3 mars 2021
Cour de cassation
Pourvoi n° 19-19.000

Première chambre civile - Formation de section

Publié au Bulletin

ECLI:FR:CCASS:2021:C100181

Titres et sommaires

QUASI-CONTRAT - Enrichissement sans cause - Action de in rem verso - Ordonnance n° 2016-131 du 10 février 2016 - Application dans le temps - Détermination - Portée

Le juge, saisi postérieurement au 1er octobre 2016, date d'entrée en vigueur de l'ordonnance n° 2016-131 du 10 février 2016, d'une action fondée sur un enrichissement injustifié qui trouve sa source dans un fait juridique antérieur doit, pour la détermination et le calcul de l'indemnité, faire application des nouvelles règles prévues aux articles 1303, 1303-2 et 1303-4 du code civil

LOIS ET REGLEMENTS - Application dans le temps - Quasi-contrats - Enrichissement sans cause - Entrée en vigueur au 1er octobre 2016 - Critère - Détermination - Portée

Texte de la décision

CIV. 1

CF



COUR DE CASSATION
______________________


Audience publique du 3 mars 2021




Cassation partielle


Mme BATUT, président



Arrêt n° 181 FS-P


Pourvoi n° V 19-19.000



R É P U B L I Q U E F R A N Ç A I S E

_________________________

AU NOM DU PEUPLE FRANÇAIS
_________________________


ARRÊT DE LA COUR DE CASSATION, PREMIÈRE CHAMBRE CIVILE, DU 3 MARS 2021

Mme L... K..., domiciliée [...] , a formé le pourvoi n° V 19-19.000 contre l'arrêt rendu le 11 avril 2019 par la cour d'appel de Bourges (chambre civile), dans le litige l'opposant à M. H... J..., domicilié [...] , défendeur à la cassation.

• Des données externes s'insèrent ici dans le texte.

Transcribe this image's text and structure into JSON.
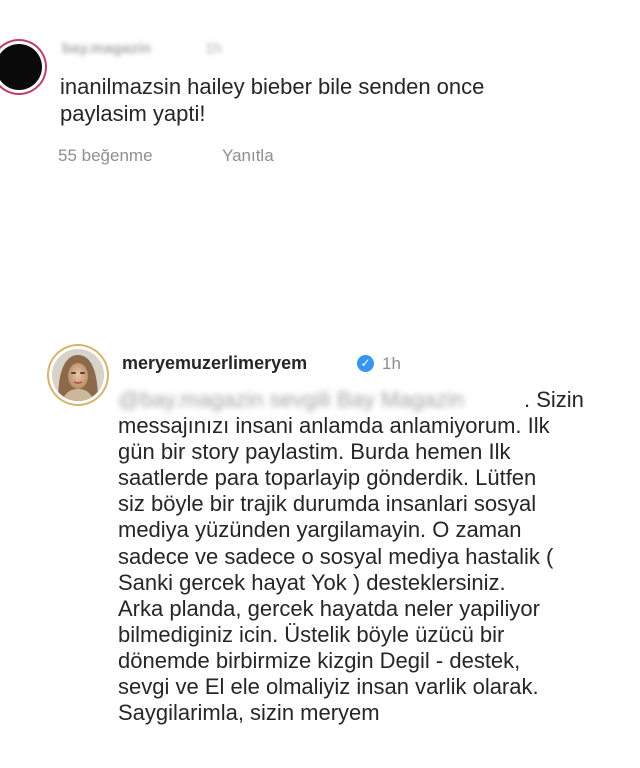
{
  "comments": [
    {
      "username": "bay.magazin",
      "time": "1h",
      "text": "inanilmazsin hailey bieber bile senden once\npaylasim yapti!",
      "likes": "55 beğenme",
      "reply": "Yanıtla"
    },
    {
      "username": "meryemuzerlimeryem",
      "verified": true,
      "time": "1h",
      "mention": "@bay.magazin sevgili Bay Magazin",
      "text_first": ". Sizin",
      "text": "messajınızı insani anlamda anlamiyorum. Ilk\ngün bir story paylastim. Burda hemen Ilk\nsaatlerde para toparlayip gönderdik. Lütfen\nsiz böyle bir trajik durumda insanlari sosyal\nmediya yüzünden yargilamayin. O zaman\nsadece ve sadece o sosyal mediya hastalik (\nSanki gercek hayat Yok ) desteklersiniz.\nArka planda, gercek hayatda neler yapiliyor\nbilmediginiz icin. Üstelik böyle üzücü bir\ndönemde birbirmize kizgin Degil - destek,\nsevgi ve El ele olmaliyiz insan varlik olarak.\nSaygilarimla, sizin meryem"
    }
  ],
  "icons": {
    "verified": "verified-badge-icon",
    "check": "✓"
  }
}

La demanderesse invoque, à l'appui de son pourvoi, le moyen unique de cassation annexé au présent arrêt.

Le dossier a été communiqué au procureur général.

Sur le rapport de Mme Feydeau-Thieffry, conseiller référendaire, les observations de la SCP Lyon-Caen et Thiriez, avocat de Mme K..., et l'avis de Mme Caron-Déglise, avocat général, après débats en l'audience publique du 12 janvier 2021 où étaient présents Mme Batut, président, Mme Feydeau-Thieffry, conseiller référendaire rapporteur, Mme Auroy, conseiller doyen, Mme Antoine, M. Vigneau, Mmes Bozzi, Poinseaux, Guihal, M. Fulchiron, Mme Dard, conseillers, Mmes Mouty-Tardieu, Gargoullaud, Azar, M. Buat-Ménard, conseillers référendaires, Mme Caron-Déglise, avocat général, et Mme Berthomier, greffier de chambre,

la première chambre civile de la Cour de cassation, composée, en application de l'article R. 431-5 du code de l'organisation judiciaire, des président et conseillers précités, après en avoir délibéré conformément à la loi, a rendu le présent arrêt.

Faits et procédure

1. Selon l'arrêt attaqué (Bourges, 11 avril 2019), M. J... et Mme K... ont vécu en concubinage de novembre 2014 à décembre 2015.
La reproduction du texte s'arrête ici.